CASTELLAMONTE - La città della ceramica è in lutto per l'improvvisa scomparsa di Natalino Scala Marchiano, 74 anni, stroncato da un infarto nella propria abitazione di Castellamonte nel corso della giornata di sabato. Il fratello Piero, medico apprezzato e noto ben oltre i confini del Canavese, lo ha soccorso immediatamente ma è stato tutto inutile. Natalino Scala Marchiano era originario di Rueglio, dove il padre Domenico ed il nonno, Pier Matteo, erano stati medici condotti. Lui, invece, aveva scelto di diventare geometra trovando poi lavoro, nel 1972, alla Satti.  
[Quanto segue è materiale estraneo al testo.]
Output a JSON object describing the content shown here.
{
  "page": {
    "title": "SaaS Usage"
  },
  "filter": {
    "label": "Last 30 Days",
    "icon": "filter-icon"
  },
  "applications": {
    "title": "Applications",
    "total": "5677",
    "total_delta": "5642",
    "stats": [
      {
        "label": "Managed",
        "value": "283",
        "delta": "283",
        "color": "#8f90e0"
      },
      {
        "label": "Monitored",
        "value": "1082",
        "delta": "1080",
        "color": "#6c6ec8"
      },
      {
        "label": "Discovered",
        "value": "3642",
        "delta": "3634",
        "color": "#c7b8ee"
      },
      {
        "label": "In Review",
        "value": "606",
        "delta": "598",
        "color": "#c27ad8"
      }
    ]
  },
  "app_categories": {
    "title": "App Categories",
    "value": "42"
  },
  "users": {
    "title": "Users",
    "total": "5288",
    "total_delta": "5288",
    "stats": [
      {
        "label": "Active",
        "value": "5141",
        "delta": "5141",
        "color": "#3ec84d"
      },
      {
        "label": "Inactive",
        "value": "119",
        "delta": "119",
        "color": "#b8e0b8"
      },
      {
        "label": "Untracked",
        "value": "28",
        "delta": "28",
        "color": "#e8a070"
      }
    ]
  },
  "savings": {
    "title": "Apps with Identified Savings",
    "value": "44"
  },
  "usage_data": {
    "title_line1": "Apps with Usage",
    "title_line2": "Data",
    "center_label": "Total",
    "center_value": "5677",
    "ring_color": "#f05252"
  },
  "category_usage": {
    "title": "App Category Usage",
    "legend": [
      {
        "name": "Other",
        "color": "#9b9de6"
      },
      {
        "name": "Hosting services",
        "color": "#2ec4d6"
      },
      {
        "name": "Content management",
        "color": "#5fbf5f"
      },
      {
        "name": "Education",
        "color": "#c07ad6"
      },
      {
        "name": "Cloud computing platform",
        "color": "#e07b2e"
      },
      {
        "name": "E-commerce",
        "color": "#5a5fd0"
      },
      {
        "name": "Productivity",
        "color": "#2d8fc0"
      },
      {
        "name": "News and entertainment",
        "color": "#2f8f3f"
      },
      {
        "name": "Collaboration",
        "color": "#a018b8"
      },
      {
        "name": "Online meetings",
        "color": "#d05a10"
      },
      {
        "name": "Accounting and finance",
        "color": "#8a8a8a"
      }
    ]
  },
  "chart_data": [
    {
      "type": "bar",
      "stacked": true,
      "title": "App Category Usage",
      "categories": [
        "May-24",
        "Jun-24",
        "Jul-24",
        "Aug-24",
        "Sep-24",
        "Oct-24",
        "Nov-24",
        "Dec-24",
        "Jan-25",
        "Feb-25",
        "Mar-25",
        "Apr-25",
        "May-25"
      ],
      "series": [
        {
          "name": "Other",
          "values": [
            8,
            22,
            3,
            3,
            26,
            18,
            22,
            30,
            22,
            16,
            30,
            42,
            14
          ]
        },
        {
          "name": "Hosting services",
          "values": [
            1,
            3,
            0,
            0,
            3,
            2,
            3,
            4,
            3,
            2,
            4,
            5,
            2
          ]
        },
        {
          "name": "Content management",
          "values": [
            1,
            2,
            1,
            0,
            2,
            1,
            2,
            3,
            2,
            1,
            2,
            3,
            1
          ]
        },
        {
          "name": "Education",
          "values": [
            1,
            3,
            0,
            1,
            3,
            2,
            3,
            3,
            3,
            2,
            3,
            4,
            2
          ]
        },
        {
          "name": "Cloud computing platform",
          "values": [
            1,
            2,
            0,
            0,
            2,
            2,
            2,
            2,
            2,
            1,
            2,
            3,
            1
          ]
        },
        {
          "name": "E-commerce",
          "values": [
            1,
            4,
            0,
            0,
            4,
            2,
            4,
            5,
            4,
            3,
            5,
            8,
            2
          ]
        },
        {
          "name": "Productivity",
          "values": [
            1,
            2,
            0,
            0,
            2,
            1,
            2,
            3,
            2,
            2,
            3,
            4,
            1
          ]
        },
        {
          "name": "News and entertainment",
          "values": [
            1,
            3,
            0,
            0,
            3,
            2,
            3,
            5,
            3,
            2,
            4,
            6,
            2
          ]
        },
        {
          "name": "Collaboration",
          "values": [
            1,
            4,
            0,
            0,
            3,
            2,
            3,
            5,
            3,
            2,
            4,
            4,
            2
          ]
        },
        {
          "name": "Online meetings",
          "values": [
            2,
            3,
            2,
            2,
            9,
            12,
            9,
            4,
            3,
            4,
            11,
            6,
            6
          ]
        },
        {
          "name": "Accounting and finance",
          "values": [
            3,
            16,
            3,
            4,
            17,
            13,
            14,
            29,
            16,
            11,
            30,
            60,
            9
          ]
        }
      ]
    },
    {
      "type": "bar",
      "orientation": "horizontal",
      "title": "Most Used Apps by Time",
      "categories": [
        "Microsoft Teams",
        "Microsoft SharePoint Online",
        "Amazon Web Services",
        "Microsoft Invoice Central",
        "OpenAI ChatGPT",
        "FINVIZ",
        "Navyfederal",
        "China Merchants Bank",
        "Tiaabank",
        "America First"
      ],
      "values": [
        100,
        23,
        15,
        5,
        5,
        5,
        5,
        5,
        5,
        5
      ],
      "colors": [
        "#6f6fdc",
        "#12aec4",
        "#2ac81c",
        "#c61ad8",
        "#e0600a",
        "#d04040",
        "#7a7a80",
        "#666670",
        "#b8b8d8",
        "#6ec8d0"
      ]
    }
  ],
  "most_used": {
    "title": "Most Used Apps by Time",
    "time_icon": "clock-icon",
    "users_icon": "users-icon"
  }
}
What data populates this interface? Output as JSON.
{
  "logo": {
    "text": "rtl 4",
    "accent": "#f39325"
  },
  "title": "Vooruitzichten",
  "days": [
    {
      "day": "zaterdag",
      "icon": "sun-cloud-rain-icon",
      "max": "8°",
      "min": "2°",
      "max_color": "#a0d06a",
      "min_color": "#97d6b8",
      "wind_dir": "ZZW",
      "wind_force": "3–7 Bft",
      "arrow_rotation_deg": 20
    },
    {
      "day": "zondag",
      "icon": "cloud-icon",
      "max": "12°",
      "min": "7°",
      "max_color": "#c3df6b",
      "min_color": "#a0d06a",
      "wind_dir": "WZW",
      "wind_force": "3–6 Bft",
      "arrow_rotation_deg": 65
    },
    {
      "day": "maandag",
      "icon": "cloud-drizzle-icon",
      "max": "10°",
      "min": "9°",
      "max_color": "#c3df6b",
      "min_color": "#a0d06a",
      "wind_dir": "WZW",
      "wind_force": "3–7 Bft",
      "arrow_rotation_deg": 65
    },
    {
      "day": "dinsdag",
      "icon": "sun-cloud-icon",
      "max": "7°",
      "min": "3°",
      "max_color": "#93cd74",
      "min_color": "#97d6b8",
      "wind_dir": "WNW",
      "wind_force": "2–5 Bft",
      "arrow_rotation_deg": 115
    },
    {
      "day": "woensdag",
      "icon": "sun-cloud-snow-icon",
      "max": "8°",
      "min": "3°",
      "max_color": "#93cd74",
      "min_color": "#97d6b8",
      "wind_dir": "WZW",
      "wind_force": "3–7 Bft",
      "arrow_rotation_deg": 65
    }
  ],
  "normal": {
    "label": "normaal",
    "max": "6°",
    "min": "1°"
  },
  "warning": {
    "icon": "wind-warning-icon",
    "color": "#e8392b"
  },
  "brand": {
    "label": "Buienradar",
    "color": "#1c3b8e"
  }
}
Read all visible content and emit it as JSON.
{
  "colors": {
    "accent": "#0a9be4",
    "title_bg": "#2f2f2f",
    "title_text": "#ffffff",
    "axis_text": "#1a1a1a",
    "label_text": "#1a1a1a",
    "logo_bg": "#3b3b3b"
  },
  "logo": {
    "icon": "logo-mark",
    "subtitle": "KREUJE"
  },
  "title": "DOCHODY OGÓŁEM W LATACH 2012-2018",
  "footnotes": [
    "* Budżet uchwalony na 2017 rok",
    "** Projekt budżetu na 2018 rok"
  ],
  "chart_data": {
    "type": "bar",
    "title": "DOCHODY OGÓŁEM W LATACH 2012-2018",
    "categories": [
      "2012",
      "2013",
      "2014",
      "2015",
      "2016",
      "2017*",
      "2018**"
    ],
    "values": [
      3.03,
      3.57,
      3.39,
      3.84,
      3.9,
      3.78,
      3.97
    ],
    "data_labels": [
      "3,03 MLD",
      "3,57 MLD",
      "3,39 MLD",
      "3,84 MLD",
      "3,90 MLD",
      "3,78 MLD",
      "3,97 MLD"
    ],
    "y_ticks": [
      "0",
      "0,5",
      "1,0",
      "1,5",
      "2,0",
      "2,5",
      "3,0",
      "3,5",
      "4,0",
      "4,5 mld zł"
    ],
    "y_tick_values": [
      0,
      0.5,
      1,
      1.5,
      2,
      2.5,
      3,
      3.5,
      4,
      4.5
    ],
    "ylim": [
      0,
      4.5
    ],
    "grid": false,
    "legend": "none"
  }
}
Scalò le gerarchie fino a diventare responsabile del personale della ferrovia Canavesana. In pensione da una quindicina d'anni divideva il suo tempo tra la casa di Castellamonte e Meugliano, in Valchiusella, per far visita alla figlia. «Voglio ricordarti spensierato ed allegro un giorno lontano di tanti anni fa - lo ricorda il nipote sui social - io piccolo ed in estasi stretto alla balaustra del motocarro e tu a guidare il mio primo viaggio avventuroso. Ora sei partito per il Viaggio più lungo e io mi sento un po’ solo e sperso qui a terra senza te, Zio Natalino». 

«Natalino per noi "rivarolesi figli del treno" era un fratello maggiore - lo ricorda l'ex sindaco di Rivarolo, Edo Gaetano - vivendo noi alla stazione è stato davvero uno di famiglia, ed è stato per tutti coloro che hanno avuto rapporti prima con Satti e poi con Gtt il "volto amico" dell'azienda, il vero trait d'union tra apparato aziendale ed interlocutori. La sua gentilezza, la cortesia la disponibilità ed anche la finissima ironia resteranno sempre come esempio per l'agire del dipendente di enti pubblici. Una perdita incolmabile, ma non certo un vuoto nei ricordi di tutti, e sono davvero tutti, quelli che l'hanno conosciuto ed apprezzato: sarà impossibile dimenticarlo. Mi unisco al cordoglio, Piero, ed a quello di tutti quanti hanno voluto bene a Natalino».